We produce spirits for other brands so I have a little perspective from this side of the coin. It seems an easy proposition, but costs for both groups seem to creep up. Be sure to spell everything out in writing. Sure, you may help them bottle their own product once in a while, they may not charge you for the 8th resubmission of your label. In the end you may love each other or hate each other based on how much thought you put into the initial agreement. Who's paying for the sample you fedex to a potential distributor, the box it ships in, the tape to seal the box, the ink on the label and the person waiting around for fedex to pick up the box? Ridiculous right?
How much will you pay for a pallet sitting in the corner or a box of caps on the shelf per month? If you share the same bottle do you pay for your own pallet or a case as you use it? If there is a tasting room you can sell out of, do you share a percentage of the cost to run it based on your sales volume or do you sell a case to the tasting room wholesale?

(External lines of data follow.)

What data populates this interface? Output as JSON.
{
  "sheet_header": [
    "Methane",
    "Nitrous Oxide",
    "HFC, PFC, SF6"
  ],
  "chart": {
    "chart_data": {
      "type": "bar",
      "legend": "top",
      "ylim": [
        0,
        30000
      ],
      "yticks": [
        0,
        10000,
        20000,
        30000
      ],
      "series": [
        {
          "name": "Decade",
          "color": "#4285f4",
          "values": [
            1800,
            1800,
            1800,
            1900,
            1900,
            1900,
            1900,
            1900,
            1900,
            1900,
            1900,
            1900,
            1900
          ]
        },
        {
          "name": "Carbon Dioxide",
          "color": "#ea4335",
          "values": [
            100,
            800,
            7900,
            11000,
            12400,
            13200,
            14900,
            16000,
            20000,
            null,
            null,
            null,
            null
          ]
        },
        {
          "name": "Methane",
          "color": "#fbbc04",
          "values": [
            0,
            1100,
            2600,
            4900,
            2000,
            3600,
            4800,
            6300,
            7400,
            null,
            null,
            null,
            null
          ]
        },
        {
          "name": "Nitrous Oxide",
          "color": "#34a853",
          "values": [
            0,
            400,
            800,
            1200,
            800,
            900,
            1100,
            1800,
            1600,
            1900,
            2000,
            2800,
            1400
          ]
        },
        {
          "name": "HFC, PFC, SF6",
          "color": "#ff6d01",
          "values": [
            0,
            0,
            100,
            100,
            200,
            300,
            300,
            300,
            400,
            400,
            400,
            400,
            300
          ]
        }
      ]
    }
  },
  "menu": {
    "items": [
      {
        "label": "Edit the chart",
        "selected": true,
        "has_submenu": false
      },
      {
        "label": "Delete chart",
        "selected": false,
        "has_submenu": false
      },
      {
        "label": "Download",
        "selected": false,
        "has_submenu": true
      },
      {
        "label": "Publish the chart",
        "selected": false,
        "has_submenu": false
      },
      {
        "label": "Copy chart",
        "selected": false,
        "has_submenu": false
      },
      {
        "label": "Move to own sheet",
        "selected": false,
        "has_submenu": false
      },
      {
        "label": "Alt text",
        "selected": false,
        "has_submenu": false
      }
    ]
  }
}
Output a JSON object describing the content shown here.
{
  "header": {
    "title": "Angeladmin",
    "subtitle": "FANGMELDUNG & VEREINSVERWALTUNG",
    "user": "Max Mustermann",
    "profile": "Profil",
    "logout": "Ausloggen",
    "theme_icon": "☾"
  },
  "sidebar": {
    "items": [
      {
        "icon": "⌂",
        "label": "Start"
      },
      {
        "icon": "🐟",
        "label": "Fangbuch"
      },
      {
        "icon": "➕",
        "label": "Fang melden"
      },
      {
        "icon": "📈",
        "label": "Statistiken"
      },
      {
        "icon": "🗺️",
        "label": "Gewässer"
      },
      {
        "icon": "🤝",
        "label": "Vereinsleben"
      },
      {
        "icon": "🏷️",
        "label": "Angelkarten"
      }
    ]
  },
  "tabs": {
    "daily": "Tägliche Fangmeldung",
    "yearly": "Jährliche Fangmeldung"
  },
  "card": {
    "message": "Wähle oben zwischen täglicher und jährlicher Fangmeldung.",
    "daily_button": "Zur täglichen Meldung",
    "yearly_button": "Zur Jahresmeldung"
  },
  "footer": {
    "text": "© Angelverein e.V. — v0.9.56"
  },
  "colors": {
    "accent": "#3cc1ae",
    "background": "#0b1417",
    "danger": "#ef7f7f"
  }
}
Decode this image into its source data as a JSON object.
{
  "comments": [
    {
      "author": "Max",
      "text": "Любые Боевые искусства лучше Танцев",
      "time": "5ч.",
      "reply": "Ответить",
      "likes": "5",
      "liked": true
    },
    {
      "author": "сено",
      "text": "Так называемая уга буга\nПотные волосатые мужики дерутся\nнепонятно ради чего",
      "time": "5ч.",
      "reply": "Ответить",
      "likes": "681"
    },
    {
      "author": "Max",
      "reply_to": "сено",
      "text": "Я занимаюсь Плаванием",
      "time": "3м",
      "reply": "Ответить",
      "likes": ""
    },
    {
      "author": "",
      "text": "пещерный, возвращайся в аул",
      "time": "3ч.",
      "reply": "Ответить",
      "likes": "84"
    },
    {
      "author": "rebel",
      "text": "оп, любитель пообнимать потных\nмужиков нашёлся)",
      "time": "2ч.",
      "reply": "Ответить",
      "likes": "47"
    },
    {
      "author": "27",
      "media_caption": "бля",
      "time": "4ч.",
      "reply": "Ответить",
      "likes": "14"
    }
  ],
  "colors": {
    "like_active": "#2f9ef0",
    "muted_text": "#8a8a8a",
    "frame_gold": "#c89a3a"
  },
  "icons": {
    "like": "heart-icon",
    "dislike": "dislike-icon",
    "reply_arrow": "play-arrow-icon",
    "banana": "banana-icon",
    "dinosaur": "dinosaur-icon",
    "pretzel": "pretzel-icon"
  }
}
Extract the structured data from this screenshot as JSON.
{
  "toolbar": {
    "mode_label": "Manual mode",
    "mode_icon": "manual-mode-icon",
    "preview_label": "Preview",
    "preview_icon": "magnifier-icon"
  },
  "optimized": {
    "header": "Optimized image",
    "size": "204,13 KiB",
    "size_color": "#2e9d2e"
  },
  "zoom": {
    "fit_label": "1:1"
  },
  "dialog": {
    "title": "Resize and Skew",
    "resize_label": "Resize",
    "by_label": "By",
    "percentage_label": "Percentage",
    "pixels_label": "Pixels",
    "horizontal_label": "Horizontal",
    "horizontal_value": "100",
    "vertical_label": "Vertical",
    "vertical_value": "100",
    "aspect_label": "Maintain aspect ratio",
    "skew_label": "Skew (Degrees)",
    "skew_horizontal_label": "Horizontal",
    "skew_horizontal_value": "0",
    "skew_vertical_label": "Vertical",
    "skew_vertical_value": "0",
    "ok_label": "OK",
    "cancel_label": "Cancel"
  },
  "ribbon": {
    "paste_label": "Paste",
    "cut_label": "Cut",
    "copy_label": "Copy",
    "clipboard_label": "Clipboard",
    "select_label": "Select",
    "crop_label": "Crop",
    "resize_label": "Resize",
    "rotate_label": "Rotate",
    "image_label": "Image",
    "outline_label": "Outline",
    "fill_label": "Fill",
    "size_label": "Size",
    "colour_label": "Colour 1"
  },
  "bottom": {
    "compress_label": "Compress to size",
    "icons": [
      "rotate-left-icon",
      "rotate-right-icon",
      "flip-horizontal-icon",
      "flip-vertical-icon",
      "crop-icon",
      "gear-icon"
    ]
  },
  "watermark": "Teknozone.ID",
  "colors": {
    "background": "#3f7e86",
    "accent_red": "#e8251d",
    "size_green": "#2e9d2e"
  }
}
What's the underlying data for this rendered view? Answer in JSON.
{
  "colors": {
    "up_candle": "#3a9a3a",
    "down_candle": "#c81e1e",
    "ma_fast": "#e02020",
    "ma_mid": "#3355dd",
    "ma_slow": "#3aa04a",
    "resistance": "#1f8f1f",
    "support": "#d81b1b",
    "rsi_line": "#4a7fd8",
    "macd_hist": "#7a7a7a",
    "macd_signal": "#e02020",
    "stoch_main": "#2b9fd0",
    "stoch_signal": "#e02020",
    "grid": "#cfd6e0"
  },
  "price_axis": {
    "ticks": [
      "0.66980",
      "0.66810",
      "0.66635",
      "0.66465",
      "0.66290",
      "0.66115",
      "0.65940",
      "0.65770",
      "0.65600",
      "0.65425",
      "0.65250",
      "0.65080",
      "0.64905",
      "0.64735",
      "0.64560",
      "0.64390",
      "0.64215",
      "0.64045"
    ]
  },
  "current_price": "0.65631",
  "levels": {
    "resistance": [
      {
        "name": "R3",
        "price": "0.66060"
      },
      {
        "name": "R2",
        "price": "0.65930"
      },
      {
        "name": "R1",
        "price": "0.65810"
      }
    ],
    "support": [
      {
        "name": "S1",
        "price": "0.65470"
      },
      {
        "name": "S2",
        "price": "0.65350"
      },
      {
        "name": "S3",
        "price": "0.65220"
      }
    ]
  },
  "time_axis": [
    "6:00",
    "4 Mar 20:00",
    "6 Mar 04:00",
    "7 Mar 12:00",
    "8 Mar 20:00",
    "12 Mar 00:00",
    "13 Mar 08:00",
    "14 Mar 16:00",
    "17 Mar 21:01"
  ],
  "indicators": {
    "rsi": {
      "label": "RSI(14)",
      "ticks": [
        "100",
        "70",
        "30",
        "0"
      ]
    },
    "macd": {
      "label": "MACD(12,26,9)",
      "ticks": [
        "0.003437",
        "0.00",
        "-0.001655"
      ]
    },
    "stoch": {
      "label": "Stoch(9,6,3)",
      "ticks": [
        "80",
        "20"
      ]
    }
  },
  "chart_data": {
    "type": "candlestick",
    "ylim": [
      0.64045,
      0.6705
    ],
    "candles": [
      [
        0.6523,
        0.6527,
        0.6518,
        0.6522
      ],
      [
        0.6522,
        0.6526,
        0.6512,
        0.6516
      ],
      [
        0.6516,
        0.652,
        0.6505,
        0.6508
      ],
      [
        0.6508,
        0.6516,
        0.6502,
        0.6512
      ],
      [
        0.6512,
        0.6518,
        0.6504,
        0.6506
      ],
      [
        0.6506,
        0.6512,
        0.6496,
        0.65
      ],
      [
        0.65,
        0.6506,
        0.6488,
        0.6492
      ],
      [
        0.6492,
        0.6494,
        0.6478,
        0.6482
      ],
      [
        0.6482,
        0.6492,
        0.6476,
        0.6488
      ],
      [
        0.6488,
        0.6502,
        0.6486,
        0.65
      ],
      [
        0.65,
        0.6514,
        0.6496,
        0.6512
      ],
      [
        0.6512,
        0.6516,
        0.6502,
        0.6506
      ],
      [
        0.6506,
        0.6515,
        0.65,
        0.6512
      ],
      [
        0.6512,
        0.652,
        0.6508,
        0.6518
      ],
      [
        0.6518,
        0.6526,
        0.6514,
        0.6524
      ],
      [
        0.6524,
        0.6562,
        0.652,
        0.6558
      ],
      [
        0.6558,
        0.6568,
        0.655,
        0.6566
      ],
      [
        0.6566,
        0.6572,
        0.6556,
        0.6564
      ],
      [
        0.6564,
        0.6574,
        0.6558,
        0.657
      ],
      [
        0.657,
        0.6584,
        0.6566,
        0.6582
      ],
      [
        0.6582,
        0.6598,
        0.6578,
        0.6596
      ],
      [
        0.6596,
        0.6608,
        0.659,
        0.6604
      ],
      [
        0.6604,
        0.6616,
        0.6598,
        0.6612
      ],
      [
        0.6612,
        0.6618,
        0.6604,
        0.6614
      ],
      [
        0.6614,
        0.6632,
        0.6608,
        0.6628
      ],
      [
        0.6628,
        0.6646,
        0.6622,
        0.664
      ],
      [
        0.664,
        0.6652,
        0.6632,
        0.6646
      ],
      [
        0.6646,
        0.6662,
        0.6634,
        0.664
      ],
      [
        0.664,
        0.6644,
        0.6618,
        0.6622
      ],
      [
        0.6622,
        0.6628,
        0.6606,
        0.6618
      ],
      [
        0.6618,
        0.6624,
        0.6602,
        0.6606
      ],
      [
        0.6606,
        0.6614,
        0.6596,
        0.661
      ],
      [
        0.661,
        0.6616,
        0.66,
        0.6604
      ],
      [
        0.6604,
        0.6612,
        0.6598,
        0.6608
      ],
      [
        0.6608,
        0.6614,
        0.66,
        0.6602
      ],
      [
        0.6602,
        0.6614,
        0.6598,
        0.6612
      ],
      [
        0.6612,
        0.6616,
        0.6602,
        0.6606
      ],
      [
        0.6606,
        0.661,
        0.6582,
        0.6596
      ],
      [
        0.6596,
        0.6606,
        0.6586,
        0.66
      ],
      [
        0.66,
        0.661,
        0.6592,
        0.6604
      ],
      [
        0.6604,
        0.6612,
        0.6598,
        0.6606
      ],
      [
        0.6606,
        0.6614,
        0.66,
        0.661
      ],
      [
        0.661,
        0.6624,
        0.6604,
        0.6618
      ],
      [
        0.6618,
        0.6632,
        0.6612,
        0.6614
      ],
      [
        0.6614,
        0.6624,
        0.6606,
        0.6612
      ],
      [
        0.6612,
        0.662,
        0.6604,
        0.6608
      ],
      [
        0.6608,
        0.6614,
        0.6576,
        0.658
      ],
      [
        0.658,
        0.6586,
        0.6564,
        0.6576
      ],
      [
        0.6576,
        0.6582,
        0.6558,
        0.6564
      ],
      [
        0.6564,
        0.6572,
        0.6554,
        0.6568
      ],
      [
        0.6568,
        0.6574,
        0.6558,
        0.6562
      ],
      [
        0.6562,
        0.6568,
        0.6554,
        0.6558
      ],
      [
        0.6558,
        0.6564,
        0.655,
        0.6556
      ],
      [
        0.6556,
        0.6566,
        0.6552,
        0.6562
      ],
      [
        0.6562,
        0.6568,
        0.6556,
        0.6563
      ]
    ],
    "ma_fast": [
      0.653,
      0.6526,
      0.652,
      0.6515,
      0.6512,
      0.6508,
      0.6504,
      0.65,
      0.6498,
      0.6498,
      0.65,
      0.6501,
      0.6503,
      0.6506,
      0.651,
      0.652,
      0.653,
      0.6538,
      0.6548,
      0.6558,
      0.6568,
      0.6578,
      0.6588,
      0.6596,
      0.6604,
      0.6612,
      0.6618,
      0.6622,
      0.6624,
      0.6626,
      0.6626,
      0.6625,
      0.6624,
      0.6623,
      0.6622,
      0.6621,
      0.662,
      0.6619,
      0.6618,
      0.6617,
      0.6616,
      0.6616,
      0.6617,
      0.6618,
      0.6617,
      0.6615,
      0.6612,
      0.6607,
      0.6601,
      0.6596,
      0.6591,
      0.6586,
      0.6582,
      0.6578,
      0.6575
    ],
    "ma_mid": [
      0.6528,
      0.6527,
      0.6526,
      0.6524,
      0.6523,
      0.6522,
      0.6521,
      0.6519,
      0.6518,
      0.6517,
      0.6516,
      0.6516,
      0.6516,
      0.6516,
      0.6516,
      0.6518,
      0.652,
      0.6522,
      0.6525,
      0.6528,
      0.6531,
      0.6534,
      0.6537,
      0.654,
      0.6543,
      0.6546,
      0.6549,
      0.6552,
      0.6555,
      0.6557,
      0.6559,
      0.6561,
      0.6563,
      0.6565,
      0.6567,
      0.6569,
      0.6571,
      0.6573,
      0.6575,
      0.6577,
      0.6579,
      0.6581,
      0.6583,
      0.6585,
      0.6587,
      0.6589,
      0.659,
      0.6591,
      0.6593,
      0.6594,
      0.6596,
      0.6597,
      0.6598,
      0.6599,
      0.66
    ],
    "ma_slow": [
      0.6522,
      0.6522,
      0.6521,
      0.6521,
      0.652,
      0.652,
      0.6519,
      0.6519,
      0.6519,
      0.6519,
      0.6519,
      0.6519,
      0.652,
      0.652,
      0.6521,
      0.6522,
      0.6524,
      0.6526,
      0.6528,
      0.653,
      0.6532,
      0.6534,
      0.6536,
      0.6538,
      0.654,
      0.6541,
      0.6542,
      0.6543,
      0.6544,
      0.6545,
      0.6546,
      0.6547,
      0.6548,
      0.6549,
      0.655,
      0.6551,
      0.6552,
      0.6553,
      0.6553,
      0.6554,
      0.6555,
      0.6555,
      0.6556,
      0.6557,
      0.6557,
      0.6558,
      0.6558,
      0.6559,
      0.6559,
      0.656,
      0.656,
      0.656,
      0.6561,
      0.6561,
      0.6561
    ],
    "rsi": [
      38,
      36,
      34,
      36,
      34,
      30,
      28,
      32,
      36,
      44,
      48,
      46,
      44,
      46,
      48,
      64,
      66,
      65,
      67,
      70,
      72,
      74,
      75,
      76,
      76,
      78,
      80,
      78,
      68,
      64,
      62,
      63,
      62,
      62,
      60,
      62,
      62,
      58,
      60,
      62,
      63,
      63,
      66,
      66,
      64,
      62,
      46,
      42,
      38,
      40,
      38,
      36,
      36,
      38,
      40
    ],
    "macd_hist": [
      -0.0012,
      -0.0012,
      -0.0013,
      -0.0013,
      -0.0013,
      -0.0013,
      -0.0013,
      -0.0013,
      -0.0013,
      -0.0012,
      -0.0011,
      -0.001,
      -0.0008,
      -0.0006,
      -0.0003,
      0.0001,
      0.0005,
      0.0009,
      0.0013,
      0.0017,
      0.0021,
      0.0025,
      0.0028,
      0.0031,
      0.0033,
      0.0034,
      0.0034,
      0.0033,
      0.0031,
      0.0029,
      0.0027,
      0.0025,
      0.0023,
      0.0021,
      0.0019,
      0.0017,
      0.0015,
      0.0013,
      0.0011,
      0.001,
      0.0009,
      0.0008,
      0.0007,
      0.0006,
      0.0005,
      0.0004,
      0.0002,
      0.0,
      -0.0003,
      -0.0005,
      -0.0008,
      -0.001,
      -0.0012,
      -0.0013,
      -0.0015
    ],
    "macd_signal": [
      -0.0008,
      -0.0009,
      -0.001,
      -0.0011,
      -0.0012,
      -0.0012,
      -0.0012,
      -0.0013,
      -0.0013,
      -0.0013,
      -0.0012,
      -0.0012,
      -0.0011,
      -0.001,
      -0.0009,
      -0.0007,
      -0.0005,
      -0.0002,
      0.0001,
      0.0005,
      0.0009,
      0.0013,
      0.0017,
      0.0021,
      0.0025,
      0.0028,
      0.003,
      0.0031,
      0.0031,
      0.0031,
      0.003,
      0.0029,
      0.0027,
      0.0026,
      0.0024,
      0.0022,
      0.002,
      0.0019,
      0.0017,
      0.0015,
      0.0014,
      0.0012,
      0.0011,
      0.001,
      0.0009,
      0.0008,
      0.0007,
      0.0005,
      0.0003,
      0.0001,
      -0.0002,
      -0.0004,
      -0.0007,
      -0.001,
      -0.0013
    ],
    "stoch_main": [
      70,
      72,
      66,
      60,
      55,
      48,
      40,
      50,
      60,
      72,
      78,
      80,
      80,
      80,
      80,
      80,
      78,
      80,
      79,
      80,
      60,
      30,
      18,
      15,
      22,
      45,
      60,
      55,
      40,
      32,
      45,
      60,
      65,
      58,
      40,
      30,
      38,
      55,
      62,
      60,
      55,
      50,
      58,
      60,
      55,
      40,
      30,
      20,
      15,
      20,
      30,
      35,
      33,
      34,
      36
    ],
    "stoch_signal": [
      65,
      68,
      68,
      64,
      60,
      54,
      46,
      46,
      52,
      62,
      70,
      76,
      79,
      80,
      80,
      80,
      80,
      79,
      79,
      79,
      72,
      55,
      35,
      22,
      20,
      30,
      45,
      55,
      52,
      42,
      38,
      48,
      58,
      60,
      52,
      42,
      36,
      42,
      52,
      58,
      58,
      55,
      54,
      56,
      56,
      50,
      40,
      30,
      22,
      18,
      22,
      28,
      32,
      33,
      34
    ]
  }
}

Be willing to pay for the costs of your business cause whether you own the equipment and building or not it still costs a lot to run a distillery. Use of a license is not that simple. You will be using up a portion of their bond. Every month someone will have to file excise tax paperwork for your liquid, records that will need to be maintained long after you've opened the doors to your shiny new distillery. If all of a sudden they decide to stop, what happens to your brand? Will you share a distributor, will liquor stores and bartenders know the difference between your brands? When you serve your product at an event or in the tasting room but don't check the ID of that freakishly hairy 20 year old with the voice of the most interesting man in the world, who is responsible for the fine and the lost revenue when you can't sell anything for 2 weeks?
I'm off to fill my glass, good night.